Im Gebiet Donezk im Osten stand dagegen nach Kiewer Angaben die überwiegende Mehrheit ukrainischer Einheiten unter Beschuss. Russische Truppen wollten dort die Orte Werchnoterezke, Marjinka und weiterhin die hart umkämpfte Großstadt Mariupol einnehmen. Die Berichte aus den Kampfzonen lassen sich aber weiterhin nicht unabhängig überprüfen.

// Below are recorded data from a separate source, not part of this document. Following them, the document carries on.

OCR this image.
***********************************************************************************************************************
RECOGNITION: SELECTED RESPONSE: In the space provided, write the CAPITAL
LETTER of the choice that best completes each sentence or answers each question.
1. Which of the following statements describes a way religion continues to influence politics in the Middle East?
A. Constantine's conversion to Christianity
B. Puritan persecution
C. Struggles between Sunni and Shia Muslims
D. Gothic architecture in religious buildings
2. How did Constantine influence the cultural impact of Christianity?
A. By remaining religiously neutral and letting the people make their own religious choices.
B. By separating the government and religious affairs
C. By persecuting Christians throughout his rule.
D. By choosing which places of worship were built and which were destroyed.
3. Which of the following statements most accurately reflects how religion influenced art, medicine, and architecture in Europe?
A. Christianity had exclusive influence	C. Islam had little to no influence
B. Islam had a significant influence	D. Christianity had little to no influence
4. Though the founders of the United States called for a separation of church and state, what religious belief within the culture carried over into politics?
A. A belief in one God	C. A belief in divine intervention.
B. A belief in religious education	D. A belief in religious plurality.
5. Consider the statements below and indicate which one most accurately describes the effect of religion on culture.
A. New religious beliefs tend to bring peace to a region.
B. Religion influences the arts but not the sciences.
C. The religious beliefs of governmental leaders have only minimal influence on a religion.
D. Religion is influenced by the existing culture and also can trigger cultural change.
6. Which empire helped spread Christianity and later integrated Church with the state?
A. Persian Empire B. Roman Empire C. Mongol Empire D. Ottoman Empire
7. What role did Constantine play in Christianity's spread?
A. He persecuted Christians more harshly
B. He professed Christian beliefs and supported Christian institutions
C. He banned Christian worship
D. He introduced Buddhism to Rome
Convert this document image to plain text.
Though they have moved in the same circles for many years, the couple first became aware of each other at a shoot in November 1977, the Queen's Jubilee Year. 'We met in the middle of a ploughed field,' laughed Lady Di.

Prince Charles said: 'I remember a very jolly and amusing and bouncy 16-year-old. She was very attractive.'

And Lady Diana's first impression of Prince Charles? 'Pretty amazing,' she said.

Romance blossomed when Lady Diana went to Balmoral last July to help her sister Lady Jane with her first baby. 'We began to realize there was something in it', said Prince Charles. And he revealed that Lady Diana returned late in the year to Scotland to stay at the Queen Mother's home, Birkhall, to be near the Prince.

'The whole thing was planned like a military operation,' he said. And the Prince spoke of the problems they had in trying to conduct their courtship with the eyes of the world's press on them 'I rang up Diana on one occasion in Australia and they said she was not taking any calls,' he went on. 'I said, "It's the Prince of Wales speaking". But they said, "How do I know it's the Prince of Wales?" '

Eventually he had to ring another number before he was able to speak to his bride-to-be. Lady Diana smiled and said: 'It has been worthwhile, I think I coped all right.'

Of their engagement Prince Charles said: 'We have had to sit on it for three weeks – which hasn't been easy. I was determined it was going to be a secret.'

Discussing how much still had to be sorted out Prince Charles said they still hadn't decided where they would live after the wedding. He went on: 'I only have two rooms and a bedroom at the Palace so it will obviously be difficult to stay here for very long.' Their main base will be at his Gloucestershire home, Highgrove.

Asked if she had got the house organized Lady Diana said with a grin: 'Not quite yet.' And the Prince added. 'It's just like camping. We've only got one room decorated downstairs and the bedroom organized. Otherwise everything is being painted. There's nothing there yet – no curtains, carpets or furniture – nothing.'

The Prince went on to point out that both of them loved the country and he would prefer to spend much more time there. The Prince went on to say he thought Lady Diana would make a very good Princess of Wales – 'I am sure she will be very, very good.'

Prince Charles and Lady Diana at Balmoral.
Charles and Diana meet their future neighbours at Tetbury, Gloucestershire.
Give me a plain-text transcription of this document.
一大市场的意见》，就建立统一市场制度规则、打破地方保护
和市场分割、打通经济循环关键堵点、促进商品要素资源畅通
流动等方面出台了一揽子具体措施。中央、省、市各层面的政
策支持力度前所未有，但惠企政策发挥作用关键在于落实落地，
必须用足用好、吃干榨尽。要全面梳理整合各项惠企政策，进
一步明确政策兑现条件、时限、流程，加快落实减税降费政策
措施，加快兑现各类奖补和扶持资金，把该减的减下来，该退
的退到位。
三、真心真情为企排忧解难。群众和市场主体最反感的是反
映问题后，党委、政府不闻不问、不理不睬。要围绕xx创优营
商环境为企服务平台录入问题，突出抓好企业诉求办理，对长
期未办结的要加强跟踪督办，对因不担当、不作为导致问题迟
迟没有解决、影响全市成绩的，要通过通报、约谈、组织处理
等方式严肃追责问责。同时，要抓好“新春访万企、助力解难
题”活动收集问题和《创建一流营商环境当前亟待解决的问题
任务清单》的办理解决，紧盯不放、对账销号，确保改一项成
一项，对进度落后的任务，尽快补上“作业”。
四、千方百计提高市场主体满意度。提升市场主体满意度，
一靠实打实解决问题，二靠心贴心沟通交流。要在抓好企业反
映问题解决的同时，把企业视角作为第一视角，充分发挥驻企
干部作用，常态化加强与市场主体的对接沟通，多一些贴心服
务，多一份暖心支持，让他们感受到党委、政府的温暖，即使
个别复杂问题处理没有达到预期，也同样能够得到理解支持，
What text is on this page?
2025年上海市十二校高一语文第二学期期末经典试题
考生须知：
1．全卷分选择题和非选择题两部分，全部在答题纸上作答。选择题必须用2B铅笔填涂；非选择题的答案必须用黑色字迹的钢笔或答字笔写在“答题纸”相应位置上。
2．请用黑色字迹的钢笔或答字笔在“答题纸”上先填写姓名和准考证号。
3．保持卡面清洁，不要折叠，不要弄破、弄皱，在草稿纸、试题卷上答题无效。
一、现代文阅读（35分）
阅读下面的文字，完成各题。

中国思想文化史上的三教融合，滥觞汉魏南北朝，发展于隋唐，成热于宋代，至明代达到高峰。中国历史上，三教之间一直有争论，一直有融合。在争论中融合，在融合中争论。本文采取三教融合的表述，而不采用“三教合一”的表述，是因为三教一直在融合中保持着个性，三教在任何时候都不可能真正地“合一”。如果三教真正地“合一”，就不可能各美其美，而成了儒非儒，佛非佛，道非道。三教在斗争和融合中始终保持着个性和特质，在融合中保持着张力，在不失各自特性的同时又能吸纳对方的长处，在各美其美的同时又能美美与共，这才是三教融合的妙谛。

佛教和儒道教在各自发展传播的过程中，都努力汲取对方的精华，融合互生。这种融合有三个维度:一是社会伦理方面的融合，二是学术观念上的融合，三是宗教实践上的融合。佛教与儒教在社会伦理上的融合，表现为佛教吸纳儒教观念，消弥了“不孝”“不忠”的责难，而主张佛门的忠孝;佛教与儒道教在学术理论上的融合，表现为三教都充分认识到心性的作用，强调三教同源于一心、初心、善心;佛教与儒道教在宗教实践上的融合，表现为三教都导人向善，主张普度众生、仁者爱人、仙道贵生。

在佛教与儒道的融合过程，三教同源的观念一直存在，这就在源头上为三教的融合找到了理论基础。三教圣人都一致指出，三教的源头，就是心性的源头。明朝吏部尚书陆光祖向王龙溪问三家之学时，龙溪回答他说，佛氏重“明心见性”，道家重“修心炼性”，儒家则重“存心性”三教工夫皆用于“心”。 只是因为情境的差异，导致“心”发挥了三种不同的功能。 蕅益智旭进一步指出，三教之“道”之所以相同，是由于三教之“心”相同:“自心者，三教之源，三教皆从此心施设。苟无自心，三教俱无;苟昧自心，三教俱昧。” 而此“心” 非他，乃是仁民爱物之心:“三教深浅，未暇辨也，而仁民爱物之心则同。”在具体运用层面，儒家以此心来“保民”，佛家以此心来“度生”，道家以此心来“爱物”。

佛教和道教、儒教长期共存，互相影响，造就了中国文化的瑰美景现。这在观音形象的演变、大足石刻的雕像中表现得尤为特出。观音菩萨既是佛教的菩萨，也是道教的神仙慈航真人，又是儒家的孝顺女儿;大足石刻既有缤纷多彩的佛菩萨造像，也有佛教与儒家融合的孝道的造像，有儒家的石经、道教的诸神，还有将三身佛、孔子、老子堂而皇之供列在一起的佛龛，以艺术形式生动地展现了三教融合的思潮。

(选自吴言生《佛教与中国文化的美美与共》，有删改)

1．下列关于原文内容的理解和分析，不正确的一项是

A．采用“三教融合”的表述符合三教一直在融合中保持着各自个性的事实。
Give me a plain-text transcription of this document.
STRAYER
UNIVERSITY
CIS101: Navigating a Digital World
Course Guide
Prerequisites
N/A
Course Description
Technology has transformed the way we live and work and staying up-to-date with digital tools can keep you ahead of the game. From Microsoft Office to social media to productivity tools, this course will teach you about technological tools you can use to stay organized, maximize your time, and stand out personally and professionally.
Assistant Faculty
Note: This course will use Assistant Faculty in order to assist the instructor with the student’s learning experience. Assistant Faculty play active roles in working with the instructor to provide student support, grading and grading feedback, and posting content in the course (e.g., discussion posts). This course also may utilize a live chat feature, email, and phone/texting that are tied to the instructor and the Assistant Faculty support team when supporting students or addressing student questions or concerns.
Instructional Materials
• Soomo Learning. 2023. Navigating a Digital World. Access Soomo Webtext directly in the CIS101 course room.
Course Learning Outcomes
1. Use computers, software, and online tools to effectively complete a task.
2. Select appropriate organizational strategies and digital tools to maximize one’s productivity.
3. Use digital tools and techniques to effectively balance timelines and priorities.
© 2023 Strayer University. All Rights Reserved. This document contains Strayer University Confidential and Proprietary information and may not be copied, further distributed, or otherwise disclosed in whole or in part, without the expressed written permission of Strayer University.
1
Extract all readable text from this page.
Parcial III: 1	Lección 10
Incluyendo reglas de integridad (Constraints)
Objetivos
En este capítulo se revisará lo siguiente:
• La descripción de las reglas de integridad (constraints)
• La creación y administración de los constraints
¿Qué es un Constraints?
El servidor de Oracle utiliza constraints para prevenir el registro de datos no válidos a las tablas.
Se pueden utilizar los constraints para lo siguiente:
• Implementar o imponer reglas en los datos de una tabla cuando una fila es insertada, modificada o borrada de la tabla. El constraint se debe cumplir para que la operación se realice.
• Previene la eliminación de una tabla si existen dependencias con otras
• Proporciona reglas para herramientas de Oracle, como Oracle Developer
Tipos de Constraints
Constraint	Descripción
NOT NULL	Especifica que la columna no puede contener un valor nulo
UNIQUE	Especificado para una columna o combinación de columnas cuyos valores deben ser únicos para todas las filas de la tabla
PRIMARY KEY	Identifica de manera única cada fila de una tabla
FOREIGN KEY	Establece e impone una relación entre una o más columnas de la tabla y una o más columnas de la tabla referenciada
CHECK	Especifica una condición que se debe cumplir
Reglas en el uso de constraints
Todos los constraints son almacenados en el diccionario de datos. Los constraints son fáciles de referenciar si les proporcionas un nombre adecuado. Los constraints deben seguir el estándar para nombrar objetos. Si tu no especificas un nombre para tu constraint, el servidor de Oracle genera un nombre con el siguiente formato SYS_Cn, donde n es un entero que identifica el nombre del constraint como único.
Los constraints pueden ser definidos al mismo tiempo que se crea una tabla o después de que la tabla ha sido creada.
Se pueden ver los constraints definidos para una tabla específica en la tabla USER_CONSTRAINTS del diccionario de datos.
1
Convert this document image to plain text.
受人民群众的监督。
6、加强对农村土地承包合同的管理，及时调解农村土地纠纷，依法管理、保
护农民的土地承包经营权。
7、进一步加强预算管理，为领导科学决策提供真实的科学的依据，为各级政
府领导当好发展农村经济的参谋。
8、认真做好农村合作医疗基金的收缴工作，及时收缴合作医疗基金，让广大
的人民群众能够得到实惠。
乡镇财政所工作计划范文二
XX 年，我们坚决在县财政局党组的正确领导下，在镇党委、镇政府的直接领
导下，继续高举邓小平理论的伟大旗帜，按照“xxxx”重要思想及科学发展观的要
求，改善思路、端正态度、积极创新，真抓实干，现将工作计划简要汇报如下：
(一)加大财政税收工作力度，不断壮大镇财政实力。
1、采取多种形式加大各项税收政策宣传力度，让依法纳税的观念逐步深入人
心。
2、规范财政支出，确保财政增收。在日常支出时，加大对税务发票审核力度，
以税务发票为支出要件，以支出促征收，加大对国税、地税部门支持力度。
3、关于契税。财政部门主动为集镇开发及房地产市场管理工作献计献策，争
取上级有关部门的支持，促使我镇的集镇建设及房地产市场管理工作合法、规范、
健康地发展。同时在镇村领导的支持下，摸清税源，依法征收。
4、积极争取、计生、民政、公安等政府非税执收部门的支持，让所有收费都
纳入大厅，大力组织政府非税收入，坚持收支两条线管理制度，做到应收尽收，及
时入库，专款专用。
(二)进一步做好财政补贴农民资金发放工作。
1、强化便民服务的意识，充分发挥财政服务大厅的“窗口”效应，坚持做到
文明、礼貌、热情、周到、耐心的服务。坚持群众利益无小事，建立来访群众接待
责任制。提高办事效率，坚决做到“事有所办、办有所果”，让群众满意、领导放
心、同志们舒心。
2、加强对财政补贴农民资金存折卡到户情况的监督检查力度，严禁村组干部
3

Nach Angaben des US-Verteidigungsministeriums haben die russischen Streitkräfte auch einen Monat nach Kriegsbeginn nicht die Lufthoheit in der Ukraine erobert. Die USA und ihre Verbündeten arbeiteten daran, den Ukrainern mehr Luftabwehrsysteme mit großer Reichweite zu beschaffen. Die derzeit vorhandenen Systeme setzten die Ukrainer „sehr effektiv“ ein. Das sei ein Grund dafür, „warum wir ein ziemlich risikoscheues Verhalten einiger russischer Piloten beobachten“.
Russische Journalistin im Krieg getötet
Durch russischen Beschuss in Kiew wurde am Mittwoch die russische Journalistin Oxana Baulina getötet, die für das unabhängige Investigativportal The Insider (theins.ru) arbeitete. Seit Beginn des Kriegs gab es Berichte über mindestens sechs getötete Journalisten.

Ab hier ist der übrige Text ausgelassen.